O caso, que aconteceu no último dia 17 durante um ato de campanha de Tarcísio, foi divulgado pelo candidato do Republicano como um atentado. Após a Polícia Militar descartar a possibilidade, Tarcísio recuou e classificou a ação como uma 'tentativa de intimidação por parte do crime organizado'.
Os policiais afirmaram, no registro do boletim de ocorrência registrado no 89ª DP, que avistaram criminosos portando armas longas em motos logo após ouvirem uma rajada de tiros de metralhadora.
O boletim de ocorrência informa ainda que os agentes não entregaram nenhuma arma que estivesse em posse dele à Polícia Civil de São Paulo.
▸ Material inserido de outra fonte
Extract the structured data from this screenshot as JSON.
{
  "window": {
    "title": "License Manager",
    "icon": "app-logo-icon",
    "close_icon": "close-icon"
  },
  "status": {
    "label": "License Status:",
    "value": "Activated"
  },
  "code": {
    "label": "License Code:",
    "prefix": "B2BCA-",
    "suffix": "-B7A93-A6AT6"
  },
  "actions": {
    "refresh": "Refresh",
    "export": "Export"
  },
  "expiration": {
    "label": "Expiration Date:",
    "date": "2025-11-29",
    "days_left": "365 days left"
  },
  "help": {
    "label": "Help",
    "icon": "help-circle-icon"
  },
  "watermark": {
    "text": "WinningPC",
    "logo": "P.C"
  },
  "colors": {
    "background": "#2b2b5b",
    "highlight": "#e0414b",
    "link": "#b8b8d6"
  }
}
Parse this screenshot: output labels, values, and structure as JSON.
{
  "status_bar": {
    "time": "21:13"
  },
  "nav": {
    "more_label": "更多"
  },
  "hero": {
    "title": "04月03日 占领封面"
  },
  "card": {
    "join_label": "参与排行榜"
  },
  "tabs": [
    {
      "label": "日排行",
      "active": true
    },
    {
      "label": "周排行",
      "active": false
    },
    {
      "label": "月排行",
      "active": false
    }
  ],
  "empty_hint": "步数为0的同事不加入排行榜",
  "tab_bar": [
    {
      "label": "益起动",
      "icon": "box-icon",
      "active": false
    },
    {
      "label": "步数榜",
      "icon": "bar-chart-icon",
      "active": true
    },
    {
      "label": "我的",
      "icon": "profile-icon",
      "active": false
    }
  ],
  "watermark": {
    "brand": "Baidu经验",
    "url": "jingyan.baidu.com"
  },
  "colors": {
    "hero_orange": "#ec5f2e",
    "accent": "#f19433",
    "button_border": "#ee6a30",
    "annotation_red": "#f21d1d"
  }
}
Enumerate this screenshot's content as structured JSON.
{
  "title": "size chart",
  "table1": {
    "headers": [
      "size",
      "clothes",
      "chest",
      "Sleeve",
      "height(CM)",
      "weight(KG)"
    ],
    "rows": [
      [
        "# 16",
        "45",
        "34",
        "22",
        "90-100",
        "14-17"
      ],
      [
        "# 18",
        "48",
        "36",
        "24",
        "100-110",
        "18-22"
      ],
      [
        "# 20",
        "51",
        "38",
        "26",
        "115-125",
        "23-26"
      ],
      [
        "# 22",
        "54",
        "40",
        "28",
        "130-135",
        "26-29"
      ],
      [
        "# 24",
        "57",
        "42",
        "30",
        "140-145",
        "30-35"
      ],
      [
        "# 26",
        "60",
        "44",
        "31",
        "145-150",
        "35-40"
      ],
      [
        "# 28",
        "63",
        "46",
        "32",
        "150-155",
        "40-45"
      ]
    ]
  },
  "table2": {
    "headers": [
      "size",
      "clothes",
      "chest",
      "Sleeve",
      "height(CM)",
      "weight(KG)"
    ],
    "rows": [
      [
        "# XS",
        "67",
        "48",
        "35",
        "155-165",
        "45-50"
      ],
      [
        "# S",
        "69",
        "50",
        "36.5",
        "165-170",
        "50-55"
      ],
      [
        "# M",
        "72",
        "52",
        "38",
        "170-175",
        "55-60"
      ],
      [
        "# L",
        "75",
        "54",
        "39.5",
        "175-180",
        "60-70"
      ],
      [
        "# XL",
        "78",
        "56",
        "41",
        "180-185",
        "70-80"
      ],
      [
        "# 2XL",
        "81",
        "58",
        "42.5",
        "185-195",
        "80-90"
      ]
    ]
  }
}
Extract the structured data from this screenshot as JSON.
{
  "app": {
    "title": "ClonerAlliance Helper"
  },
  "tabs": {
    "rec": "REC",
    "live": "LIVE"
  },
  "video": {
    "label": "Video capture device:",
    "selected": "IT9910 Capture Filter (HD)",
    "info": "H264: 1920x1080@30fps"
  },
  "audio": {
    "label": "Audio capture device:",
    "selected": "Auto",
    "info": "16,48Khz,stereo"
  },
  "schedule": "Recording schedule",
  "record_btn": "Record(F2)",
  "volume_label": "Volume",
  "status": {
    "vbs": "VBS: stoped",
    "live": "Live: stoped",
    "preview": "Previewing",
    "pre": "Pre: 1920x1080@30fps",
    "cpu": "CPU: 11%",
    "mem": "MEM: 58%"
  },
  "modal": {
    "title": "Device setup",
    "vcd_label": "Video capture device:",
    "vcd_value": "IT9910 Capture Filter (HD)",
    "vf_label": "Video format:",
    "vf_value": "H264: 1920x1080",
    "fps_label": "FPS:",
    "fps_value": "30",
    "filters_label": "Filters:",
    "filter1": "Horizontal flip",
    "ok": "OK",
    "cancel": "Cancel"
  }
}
Por outro lado, duas armas de policiais militares que trabalham à paisana e estão entre os suspeitos de atirar – um fuzil Imbel 5.56, e uma pistola .40 – foram apreendidas.
O jovem morto foi identificado como Felipe da Silva Lima, de 28 anos.
Versões contraditórias
O tiroteio aconteceu no último dia 17, quando Tarcísio esteve na sede de um projeto social que inaugurava um polo universitário na comunidade. A campanha do candidato confirmou a visita na noite anterior e, conforme informado pela reportagem, ainda no domingo à noite, um membro da equipe de campanha recebeu a informação de que a presença de Tarcísio não era bem-vinda no local.
Conforme relatado pelas testemunhas, Felipe e outro homem, identificado como Rafael, chegaram de moto até um segurança do candidato, que era um policial à paisana, a 100 metros do prédio onde Tarcísio estava, e disseram que a comunidade não queria a presença deles no local.
Depois disso, os dois homens foram para a esquina da rua. Segundos depois, ouviu-se uma rajada de tiros distante do evento. As testemunhas afirmam que nenhum disparo foi feito na direção da equipe de Tarcísio.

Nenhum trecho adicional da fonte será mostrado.